Every chapter so far has followed one direction: the client (Claude) decides to call a tool, the server executes it, returns a result. Sampling flips this.
Sampling lets the server ask the client's LLM to generate a completion mid-execution. The server sends a sampling/createMessage request, the client's LLM generates a response, and the result is returned to the server — all without the user seeing it happen.
Normal flow:
User message → Claude → decides to call tool → server executes → result returned
Sampling flow:
User message → Claude → calls tool → server runs → server asks LLM a question
↓
LLM generates answer
↓
server continues with that answer
↓
result returned to Claude
This is what makes MCP servers genuinely intelligent — they're not just wrappers around functions. They can reason, evaluate, and make decisions using the same LLM the user is talking to.
Without sampling, a server can only return raw data.

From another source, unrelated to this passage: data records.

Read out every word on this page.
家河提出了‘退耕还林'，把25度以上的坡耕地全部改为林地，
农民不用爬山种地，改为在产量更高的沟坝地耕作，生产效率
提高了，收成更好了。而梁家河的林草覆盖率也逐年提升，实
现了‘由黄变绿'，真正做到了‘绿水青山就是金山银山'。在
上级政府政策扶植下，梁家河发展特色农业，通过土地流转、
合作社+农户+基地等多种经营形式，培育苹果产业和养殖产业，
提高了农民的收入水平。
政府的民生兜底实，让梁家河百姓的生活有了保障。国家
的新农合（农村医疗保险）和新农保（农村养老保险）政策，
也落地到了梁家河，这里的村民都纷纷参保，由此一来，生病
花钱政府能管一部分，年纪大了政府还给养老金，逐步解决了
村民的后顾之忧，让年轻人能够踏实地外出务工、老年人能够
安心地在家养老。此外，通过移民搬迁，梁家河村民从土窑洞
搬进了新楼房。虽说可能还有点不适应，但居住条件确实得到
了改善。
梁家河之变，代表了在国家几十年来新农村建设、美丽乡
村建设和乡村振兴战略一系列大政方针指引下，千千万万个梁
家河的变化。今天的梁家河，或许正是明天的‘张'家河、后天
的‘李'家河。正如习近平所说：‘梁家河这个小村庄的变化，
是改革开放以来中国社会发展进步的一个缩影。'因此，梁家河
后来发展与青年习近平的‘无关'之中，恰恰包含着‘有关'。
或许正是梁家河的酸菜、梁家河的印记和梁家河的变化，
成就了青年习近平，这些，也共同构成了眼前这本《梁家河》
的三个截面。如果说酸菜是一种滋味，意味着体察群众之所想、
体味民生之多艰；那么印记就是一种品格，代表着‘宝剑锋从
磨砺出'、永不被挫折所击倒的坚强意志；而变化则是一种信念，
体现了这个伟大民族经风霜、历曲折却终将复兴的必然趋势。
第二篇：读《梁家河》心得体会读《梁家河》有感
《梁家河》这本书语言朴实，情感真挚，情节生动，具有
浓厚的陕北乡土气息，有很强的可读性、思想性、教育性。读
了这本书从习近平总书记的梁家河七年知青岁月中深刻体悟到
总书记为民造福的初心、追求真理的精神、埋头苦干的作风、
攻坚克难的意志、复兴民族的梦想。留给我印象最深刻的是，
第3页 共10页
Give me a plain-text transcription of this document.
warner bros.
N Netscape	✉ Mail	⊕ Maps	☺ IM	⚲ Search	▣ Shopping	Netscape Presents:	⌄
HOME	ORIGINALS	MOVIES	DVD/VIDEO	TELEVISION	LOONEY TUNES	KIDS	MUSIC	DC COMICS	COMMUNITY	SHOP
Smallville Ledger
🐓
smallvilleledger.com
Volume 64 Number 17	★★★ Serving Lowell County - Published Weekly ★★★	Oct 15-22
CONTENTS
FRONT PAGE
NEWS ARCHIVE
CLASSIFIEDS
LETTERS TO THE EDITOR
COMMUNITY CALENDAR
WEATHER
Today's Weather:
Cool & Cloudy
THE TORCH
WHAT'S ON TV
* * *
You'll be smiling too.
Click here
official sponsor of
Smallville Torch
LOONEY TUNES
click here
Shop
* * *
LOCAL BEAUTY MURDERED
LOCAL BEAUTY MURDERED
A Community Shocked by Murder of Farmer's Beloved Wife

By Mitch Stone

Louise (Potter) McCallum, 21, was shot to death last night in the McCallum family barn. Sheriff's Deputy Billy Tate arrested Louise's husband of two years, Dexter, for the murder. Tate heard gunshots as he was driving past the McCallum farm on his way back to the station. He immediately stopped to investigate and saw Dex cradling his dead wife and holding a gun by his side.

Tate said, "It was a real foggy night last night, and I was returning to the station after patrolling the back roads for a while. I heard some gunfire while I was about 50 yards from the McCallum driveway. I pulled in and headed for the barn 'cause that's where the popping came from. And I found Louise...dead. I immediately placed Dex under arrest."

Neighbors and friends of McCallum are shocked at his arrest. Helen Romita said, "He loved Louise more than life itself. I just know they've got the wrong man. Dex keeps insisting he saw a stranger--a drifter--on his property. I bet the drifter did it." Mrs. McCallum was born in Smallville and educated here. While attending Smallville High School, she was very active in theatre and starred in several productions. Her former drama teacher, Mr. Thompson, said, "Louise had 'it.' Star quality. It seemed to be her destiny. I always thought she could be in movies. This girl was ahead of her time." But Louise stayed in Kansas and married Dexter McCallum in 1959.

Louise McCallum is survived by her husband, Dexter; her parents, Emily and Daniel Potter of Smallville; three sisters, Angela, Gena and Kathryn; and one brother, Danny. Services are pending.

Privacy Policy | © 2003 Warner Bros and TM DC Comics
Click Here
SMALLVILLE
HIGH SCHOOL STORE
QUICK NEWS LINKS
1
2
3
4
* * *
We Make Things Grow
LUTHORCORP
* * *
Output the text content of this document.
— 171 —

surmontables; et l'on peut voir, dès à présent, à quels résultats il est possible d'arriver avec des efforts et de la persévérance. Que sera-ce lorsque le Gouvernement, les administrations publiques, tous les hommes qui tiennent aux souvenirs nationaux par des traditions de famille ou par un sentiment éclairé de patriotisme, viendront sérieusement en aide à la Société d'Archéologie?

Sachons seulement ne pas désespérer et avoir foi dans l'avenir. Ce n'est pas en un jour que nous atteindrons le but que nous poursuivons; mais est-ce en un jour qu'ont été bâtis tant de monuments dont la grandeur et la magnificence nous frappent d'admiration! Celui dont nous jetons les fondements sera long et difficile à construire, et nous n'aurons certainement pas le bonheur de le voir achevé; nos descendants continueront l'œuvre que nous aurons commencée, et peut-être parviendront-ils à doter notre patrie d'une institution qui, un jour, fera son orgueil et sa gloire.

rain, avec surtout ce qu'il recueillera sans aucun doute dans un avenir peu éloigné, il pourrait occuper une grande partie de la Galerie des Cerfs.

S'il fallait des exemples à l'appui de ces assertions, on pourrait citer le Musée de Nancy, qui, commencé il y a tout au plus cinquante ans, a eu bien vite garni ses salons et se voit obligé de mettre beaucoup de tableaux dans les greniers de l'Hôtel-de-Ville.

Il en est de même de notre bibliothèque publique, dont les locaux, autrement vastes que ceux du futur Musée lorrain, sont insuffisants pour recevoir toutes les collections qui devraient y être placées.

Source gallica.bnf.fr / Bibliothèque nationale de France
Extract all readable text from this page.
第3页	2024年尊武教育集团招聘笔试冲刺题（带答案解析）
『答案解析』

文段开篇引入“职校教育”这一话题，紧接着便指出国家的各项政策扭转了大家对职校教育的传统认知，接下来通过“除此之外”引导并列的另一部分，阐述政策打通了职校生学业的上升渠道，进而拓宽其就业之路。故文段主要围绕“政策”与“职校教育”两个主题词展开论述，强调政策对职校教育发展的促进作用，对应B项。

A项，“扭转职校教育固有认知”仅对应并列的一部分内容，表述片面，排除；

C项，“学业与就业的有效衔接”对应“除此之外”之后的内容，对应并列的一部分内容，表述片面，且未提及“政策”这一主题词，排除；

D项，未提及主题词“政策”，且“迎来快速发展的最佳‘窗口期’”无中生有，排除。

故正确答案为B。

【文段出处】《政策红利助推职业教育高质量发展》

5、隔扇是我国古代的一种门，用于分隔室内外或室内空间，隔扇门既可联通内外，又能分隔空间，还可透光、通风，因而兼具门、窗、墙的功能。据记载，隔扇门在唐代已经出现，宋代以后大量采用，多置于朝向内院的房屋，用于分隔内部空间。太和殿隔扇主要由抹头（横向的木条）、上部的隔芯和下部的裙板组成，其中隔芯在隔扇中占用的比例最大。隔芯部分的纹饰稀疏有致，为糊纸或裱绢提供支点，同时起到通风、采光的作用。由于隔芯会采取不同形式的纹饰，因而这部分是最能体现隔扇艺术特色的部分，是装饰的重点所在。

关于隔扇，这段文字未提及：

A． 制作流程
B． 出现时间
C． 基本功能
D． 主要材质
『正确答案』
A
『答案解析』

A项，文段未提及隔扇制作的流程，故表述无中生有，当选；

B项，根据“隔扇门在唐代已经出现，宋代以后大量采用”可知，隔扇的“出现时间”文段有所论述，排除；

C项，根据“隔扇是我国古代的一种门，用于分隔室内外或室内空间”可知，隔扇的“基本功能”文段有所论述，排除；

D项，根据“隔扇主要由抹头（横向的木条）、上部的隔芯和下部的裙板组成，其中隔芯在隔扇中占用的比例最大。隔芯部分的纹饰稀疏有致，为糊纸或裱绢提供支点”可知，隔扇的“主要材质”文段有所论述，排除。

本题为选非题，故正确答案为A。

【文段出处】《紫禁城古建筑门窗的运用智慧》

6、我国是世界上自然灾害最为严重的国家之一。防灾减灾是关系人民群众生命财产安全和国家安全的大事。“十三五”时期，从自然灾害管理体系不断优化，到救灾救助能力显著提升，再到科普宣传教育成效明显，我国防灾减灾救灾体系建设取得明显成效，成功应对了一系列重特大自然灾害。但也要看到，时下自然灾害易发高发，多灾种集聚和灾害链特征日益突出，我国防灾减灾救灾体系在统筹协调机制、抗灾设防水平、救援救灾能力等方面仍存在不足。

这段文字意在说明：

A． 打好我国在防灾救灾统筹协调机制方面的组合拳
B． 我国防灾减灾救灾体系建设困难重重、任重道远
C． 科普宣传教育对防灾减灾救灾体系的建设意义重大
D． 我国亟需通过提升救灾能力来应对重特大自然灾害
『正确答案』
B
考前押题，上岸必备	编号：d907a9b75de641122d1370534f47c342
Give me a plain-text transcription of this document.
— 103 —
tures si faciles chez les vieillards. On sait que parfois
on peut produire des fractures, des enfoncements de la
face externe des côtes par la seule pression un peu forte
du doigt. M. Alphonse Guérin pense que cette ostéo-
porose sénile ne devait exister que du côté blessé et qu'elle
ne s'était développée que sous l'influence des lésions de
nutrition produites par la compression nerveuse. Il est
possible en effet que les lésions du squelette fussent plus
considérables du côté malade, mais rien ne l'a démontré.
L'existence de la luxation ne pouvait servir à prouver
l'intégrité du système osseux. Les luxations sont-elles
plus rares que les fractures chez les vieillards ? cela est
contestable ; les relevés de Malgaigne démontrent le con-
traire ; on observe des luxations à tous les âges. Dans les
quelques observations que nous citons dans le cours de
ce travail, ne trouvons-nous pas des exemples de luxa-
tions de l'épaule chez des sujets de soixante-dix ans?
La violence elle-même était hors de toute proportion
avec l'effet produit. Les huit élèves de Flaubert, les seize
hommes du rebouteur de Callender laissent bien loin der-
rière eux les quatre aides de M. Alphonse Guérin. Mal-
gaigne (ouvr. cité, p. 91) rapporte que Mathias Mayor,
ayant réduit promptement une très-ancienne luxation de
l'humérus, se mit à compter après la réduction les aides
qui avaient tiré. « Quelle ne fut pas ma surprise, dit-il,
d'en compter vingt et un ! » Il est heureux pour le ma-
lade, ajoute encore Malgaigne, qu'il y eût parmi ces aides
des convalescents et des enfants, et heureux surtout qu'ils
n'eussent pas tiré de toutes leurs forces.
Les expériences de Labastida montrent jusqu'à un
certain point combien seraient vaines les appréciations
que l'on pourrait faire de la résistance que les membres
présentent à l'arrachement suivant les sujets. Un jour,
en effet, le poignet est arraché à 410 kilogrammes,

With sampling, a server can return intelligence:
| Without Sampling | With Sampling |
|---|---|
| Return 5000 chars of file content | Return a 3-sentence summary of the file |
| Return raw JSON from an API | Return an interpretation of what the data means |
| Return a list of search results | Return the most relevant result with an explanation |
| Return a diff | Return what the change actually does |
The server becomes an agent layer, not just a data layer.
Client (Claude Desktop) Server (your FastMCP server)
│ │
│── tools/call ────────────────────────►│
│ │ (server starts executing)
│◄── sampling/createMessage ────────────│ (server asks LLM)
│ (Claude generates a completion) │
│── sampling result ───────────────────►│ (server gets the answer)
│ │ (server continues)
│◄── tools/call result ─────────────────│ (final result to user)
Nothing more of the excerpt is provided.